En mars dernier, j’ai eu la chance de participer à un week-end de formation consacré à l’accompagnement à domicile. Ces deux journées denses et souvent captivantes m’ont permis de mieux cerner les spécificités de cet accompagnement, à la fois proche et délicat, dans cet espace qu’est le « chez-soi » du malade.
Quelques enseignements que je souhaitais partager avec vous
Après de longues hésitations, tant chaque moment de formation m’a semblé précieux, j’ai finalement sélectionné – non sans difficulté – quelques enseignements que je souhaitais partager avec vous.
- 1. Le domicile, espace d’inviolabilité, est un lieu singulier : intime, privé, chargé d’histoire et de repères où, contrairement à l’institution, le bénévole est exposé à de multiples stimuli.
Le malade est le « maître des lieux » tandis que le bénévole, représentant de l’association, est le garant du cadre de l’accompagnement. Au domicile, la rencontre met en jeu une double intimité : celle de la personne accompagnée et celle du bénévole lui-même. Cette configuration impose une vigilance accrue sur notre « membrane peau » : être assez proche pour permettre la rencontre tout en gardant une juste distance pour ne pas être absorbé par la souffrance de l’autre. - 2. L’importance du cadre : « ouvrir » et « fermer » le temps de l’accompagnement : ritualiser chaque visite est essentiel. À l’hôpital, la porte de la chambre marque une frontière physique, au domicile, les repères sont plus flous. « Ouvrir », c’est confirmer sa présence, se rendre disponible, poser les conditions de l’écoute et être là. « Fermer », c’est savoir quitter « l’espace psychique » du malade et de son domicile pour reprendre le cours de sa propre vie.

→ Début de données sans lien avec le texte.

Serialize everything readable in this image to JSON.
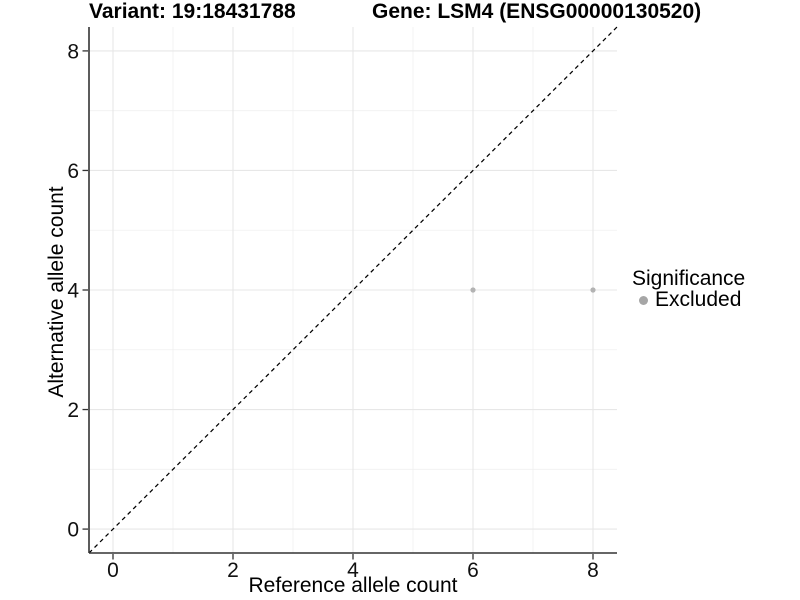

Cette notion de clôture est essentielle pour la pérennité de notre engagement. Elle s’applique aussi à la fin de l’accompagnement (décès, hospitalisation), pour éviter un sentiment d’abandon et permettre au bénévole de « suivre son propre chemin de réparation ». - 3. « Être » plutôt que « faire » Au domicile, la tentation du « faire » est omniprésente : multiplier les services pour se sentir utile, au risque de créer une dette ou de transformer la relation. Être attentif à son intention (pourquoi dis-je cela ? pourquoi vouloir agir ?) permet de rester dans une posture de présence et d’écoute. Il ne s’agit pas de combler le vide, mais d’être pleinement là, « ici et maintenant », en acceptant parfois, voire très souvent, de ne pas savoir.
- 4. Le « famille-système » : accompagner au-delà du malade. Le malade fait partie d’un groupe familial (proches, aidants, parfois animaux). À domicile, nous entrons dans cette dynamique.
- Reconnaître la place des proches, souvent épuisés, pour lesquels notre présence peut offrir un temps de répit.
- Trouver sa place entre les besoins du malade et ceux des proches, dans un contexte où les rôles et les besoins ne cessent d’évoluer au rythme de la maladie.
- Rester neutre dans les dynamiques familiales (règle des « deux contre un » dans les triangulaires), éviter les alliances implicites.
- Rester attentif à ses propres besoins de recul (la reformulation peut être un allié précieux dans ces moments-là…).
- 5. L’accompagnement en binôme : À domicile, l’accompagnement en binôme s’avère essentiel. Il constitue un appui précieux dans la durée, permet une transmission claire, un regard croisé et aide à maintenir une juste distance émotionnelle. Il offre également au malade une continuité rassurante avec une présence régulière et non intrusive.
En conclusion, cette formation a su mettre des mots sur la complexité de notre rôle au sein du domicile du malade. Riche et stimulante, elle nous invite à affiner notre posture et à poursuivre une réflexion collective sur l’accompagnement à domicile. Elle nous rappelle que si nous sommes là en tant qu’individus, nous ne sommes jamais des « électrons libres ».
C’est notre appartenance à l’association qui garantit le cadre, nous protège des transferts affectifs trop lourds et nous permet de rester, dans la durée, de véritables « accompagnants » professionnels et respectueux.